Daniel Zimmerman, Ph.D. Senior VP of Research, Cellular Immunology at CEL-SCI Corporation, said, ”We believe that a LEAPS COVID 19 coronavirus peptide will reduce or arrest the progression of the virus infection and prevent tissue damage from inflammation resulting from lung infection by the virus.  In short, we believe that we can stimulate the correct immune responses to the virus without producing unwanted inflammatory responses associated with lung tissue damage.  That should be particularly important in the older population who is at highest risk of dying from this virus.”

CEL-SCI CEO Geert Kersten added, “CEL-SCI is currently in discussion with multiple health care partners to expeditiously move this critically important work forward.  We look forward to combining the LEAPS technology, experience and expertise of CEL-SCI with the expertise of various partners to promote the rapid development of a LEAPS/COVID-19 product to help particularly those patients who are at very high risk from COVID-19 infection.”

COVID-19 is a member of the coronavirus family which “jumped” to humans from an animal reservoir.  Unlike human coronaviruses, which include the second most common cause of the common cold, COVID-19, like its cousins SARS and MERS coronaviruses, can replicate at the higher temperatures within the human lungs and, as a result, can cause highly morbid/mortal disease.  It is thought that the morbidity and mortality in the at-risk population is due to lung damage resulting from inflammatory immune responses to the virus.

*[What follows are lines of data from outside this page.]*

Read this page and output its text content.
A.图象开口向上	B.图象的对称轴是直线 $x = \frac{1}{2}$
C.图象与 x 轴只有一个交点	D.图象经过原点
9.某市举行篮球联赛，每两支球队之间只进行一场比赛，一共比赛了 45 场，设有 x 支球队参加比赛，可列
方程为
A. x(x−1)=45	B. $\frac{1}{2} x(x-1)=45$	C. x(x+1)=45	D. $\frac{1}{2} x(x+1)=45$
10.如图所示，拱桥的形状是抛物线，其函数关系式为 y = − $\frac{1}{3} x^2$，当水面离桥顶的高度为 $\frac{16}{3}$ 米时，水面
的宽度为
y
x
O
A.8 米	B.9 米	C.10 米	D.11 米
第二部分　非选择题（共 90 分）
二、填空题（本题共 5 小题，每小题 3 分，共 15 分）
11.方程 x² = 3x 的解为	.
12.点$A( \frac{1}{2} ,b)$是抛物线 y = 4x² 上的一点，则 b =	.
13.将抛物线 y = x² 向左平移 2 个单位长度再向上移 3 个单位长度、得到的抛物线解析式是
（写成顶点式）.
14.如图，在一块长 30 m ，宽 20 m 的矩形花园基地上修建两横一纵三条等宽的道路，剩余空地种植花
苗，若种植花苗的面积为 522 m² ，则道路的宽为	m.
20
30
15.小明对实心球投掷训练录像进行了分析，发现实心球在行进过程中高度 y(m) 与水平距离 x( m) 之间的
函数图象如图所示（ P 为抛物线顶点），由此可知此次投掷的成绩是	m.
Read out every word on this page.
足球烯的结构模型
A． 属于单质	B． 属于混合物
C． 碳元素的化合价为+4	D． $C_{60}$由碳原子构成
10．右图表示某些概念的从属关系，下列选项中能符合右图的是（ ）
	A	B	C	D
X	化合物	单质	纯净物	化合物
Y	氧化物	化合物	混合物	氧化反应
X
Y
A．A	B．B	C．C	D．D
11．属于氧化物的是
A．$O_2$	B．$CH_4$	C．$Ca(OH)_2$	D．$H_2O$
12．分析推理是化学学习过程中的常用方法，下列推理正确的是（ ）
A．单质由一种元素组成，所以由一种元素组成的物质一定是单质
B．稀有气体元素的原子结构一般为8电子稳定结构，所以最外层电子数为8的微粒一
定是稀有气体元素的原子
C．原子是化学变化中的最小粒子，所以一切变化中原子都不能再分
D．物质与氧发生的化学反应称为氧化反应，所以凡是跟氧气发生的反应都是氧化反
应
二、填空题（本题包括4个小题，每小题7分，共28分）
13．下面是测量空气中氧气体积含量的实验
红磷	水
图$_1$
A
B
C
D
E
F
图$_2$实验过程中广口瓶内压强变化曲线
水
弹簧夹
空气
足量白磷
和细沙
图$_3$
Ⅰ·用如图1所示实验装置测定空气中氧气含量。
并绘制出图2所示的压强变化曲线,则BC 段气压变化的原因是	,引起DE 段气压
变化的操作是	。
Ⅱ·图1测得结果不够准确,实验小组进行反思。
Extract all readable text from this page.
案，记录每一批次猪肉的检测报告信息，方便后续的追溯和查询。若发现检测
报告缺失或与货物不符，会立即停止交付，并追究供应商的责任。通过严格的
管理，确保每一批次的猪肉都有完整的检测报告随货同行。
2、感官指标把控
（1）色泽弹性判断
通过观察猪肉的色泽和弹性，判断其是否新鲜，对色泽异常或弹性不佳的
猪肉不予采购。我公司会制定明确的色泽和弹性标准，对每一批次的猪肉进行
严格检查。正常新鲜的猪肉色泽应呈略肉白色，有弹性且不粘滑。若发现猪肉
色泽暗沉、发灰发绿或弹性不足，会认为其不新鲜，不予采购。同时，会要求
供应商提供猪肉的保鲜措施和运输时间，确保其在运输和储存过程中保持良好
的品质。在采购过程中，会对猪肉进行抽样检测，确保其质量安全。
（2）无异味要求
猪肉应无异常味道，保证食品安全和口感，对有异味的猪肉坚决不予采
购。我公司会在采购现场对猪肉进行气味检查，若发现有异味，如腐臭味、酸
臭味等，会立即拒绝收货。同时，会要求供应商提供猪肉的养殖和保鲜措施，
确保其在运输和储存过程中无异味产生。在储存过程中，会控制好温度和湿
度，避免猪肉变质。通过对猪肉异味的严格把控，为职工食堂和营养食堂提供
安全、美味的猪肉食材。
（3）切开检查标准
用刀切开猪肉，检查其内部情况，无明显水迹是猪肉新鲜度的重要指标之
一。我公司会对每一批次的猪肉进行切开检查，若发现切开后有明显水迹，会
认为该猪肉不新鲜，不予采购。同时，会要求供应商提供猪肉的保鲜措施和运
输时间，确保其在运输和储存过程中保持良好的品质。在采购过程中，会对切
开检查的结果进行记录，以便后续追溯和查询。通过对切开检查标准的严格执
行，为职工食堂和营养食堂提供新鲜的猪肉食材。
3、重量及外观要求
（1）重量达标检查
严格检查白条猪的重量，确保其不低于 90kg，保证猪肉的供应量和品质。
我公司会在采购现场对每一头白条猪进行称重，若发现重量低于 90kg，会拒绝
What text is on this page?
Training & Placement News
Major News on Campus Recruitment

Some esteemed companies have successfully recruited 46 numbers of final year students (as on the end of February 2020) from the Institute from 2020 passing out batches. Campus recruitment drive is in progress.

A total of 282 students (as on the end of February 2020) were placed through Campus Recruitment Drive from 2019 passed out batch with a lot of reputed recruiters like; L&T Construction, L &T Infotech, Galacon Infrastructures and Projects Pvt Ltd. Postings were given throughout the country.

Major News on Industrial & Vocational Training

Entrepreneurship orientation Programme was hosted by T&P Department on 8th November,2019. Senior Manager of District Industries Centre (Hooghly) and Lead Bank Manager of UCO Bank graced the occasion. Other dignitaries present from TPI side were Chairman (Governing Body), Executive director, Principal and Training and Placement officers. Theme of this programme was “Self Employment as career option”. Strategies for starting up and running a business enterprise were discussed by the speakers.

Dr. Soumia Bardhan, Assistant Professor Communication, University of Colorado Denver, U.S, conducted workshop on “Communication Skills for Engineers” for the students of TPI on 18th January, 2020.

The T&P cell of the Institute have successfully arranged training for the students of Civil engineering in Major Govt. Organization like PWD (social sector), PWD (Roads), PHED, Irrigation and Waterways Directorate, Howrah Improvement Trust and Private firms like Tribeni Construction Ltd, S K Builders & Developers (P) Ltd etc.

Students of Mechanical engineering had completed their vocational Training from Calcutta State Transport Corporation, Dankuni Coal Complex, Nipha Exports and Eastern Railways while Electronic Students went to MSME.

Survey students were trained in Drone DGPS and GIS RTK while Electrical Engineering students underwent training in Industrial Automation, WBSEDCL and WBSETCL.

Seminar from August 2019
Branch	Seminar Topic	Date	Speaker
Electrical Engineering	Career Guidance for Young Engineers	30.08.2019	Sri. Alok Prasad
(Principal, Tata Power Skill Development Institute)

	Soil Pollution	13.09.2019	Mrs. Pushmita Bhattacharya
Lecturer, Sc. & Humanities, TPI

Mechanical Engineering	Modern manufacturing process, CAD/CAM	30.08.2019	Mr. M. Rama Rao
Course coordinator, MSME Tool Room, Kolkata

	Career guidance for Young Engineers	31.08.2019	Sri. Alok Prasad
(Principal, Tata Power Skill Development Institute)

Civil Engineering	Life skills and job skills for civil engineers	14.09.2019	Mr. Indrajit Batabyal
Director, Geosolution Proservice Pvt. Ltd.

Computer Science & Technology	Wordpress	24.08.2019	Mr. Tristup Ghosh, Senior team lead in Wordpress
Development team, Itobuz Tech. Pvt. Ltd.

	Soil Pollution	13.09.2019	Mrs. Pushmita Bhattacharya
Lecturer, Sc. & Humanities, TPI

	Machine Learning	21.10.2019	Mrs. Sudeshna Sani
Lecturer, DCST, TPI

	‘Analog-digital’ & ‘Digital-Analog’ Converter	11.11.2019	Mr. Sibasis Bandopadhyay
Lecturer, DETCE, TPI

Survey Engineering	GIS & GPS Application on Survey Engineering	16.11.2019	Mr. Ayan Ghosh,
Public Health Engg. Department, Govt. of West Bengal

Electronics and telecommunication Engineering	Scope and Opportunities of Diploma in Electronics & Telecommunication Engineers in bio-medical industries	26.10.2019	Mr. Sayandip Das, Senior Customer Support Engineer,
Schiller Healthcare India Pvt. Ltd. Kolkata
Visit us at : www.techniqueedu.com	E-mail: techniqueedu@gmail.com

CEL-SCI’s studies will utilize the LEAPS peptide approach which is unique in its proven ability in animals to elicit both a cell mediated antiviral response and an anti-inflammatory immunomodulating response by activating CD8 T lymphocytes.  Previous studies showed that LEAPS immunogens can prevent lethal infection by herpes simplex virus (HSV) and influenza A, and stop the inflammatory disease progression of rheumatoid arthritis in animal models.  LEAPS peptides against HSV demonstrated that the T cell response was sufficient to prevent viral disease, and if there was residual virus production, anti-viral antibody was generated to further control the spread of the virus.

The proposed LEAPS peptides are directed towards antigens within the NP protein of COVID-19 that elicit cytolytic T cell responses.  Unlike glycoprotein spike antigens which are important for antibody based vaccines, these antigens are less variable between viral strains and less likely to change in response to antibodies elicited by prior infection or other vaccines.  Cytolytic T cell responses attack the virus infected cellular “factories” within the infected host in order to eliminate the source of virus and help subdue the infection.